NVIDIA / TensorRT

NVIDIA® TensorRT™ is an SDK for high-performance deep learning inference on NVIDIA GPUs. This repository contains the open source components of TensorRT.
https://developer.nvidia.com/tensorrt
Apache License 2.0
10.61k stars 2.11k forks source link

TensorRT 9.3 Custom plugins appear to be strangely time-consuming #4018

Closed demuxin closed 2 months ago

demuxin commented 2 months ago

Description

I implemented a TensorRT plugin and found the plugin to be particularly time-consuming.

I am compiling the plugin as a separate library and then calling it using the C++ api.

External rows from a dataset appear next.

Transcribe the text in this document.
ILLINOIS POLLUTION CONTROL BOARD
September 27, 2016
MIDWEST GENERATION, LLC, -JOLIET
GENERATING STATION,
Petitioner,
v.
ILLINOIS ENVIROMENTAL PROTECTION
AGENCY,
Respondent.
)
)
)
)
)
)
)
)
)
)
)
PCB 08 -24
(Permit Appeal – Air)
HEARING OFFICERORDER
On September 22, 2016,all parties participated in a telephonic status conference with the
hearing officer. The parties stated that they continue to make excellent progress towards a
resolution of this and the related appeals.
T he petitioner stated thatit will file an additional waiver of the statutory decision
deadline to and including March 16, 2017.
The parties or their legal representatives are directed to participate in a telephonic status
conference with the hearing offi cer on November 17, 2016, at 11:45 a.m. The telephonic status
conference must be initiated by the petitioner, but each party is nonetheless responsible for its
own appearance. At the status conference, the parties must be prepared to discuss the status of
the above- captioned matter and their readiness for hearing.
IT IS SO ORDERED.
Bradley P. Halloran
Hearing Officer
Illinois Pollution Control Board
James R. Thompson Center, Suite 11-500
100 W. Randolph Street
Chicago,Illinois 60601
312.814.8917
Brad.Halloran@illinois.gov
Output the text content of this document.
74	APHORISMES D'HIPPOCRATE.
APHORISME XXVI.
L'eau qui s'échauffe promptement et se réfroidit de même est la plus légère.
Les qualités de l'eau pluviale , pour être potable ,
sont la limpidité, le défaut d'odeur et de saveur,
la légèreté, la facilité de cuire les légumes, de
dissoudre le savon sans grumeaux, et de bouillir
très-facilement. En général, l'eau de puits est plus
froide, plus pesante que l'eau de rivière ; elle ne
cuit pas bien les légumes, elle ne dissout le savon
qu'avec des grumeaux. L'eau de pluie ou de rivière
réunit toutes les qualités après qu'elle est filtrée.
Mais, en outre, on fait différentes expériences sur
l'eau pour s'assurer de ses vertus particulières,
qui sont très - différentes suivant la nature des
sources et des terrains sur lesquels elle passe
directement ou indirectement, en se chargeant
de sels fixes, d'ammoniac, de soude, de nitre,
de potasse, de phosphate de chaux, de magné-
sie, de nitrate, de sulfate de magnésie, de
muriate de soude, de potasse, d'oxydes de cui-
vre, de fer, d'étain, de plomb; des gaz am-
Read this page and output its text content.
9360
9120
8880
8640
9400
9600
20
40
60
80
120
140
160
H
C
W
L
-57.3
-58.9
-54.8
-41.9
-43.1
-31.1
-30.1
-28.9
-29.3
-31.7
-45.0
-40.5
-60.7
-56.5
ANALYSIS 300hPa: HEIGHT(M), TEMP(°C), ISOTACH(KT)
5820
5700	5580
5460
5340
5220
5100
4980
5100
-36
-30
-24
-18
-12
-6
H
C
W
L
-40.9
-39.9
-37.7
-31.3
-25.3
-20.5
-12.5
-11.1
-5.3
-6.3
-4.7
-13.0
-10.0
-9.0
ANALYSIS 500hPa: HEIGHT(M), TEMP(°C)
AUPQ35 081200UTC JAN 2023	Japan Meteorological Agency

void* plugin_handle{ builder->getPluginRegistry().loadLibrary(pluginlib_path_.c_str()) };
// or
void* plugin_handle{ runtime->getPluginRegistry().loadLibrary(pluginlib_path_.c_str()) };

I used cudaStreamSynchronize for synchronization in the begin of enqueue function, and measured it to take about 165ms.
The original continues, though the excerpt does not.